J’ai toujours apprécié la plume et les analyses de Michel Goya et j’étais impatient de plonger le nez dans son dernier livre L’embrasement : Comprendre les enjeux de la guerre Israël-Hamas (Perrin / Robert Laffont). À quelques bémols près, sur lesquels je reviendrai en deuxième partie, je n’ai pas été déçu.

Dans la tourmente actuelle, un constat s’impose. Israël a très mal jaugé son adversaire. Le Hamas est à des années lumières d’une troupe de lanceurs de pierres ou de terroristes improvisés. C’est un ennemi mortel « bien organisé et bien équipé », faisant preuve d’ingéniosité qui a laissé l’armée israélienne aveugle et sourde devant le péril qui se dessinait et qui l’a frappé au crépuscule le 7 octobre.
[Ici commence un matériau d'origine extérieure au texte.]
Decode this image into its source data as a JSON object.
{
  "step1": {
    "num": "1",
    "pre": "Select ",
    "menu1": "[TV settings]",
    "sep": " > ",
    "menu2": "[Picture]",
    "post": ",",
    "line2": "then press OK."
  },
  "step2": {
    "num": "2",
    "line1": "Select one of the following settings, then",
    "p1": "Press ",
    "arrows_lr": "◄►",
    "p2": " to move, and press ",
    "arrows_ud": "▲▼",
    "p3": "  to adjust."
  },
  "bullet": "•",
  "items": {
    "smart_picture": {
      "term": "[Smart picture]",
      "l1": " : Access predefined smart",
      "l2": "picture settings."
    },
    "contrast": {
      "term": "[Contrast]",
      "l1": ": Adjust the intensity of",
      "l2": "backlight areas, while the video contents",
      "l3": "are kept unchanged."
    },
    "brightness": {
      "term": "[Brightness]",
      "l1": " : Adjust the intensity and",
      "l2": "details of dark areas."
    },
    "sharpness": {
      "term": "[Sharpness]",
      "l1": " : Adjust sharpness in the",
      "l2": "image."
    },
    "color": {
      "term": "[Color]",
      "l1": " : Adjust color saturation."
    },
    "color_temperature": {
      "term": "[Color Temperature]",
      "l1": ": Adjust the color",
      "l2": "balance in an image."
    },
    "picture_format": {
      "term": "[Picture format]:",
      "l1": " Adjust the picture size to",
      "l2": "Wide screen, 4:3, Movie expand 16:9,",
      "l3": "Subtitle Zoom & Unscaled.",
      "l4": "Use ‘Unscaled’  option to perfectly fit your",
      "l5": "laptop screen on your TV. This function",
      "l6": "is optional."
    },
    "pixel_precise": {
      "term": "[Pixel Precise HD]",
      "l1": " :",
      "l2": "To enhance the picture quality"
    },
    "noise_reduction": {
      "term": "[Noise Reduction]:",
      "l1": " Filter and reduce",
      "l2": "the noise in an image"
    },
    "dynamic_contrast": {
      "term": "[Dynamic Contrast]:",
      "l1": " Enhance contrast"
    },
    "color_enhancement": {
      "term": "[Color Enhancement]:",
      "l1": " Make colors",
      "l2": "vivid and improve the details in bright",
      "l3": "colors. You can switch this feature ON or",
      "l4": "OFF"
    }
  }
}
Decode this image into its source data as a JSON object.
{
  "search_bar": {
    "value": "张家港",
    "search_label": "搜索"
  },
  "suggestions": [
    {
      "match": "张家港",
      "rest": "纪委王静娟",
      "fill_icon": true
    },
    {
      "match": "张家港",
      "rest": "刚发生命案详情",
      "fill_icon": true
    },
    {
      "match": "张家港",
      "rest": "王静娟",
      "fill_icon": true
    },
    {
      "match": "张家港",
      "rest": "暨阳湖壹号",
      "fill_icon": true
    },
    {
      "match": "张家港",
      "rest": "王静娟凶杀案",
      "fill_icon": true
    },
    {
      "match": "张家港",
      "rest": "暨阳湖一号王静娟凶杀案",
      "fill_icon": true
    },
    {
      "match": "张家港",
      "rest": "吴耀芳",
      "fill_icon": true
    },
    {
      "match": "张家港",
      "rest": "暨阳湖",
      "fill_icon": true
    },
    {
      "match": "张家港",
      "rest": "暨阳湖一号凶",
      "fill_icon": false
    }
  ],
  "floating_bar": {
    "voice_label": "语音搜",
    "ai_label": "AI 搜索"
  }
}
À cet égard, certains passages m’ont causé beaucoup d’étonnement. D’abord, celui de l’utilisation par le Hamas, d’« une flotte de petits drones-munitions bricolés, [grâce à laquelle] l’organisation terroriste détruit [au moment de son incursion sanguinaire] caméras optiques et thermiques, détecteurs de mouvement, antennes-relais sur la clôture et les tours de guet ainsi que les mitrailleuses téléopérées placées dans des petites tours en béton. » Comme quoi la meilleure technologie du monde doit parfois s’agenouiller devant des adversaires déterminés qui savent la contourner. Ce dont atteste une seconde affirmation, selon laquelle « le service de renseignement du Hamas a cartographié patiemment tous les points sensibles le long de celle-ci [la barrière de sécurité entre Gaza et Israël] et organisé très précisément la manière de les neutraliser. »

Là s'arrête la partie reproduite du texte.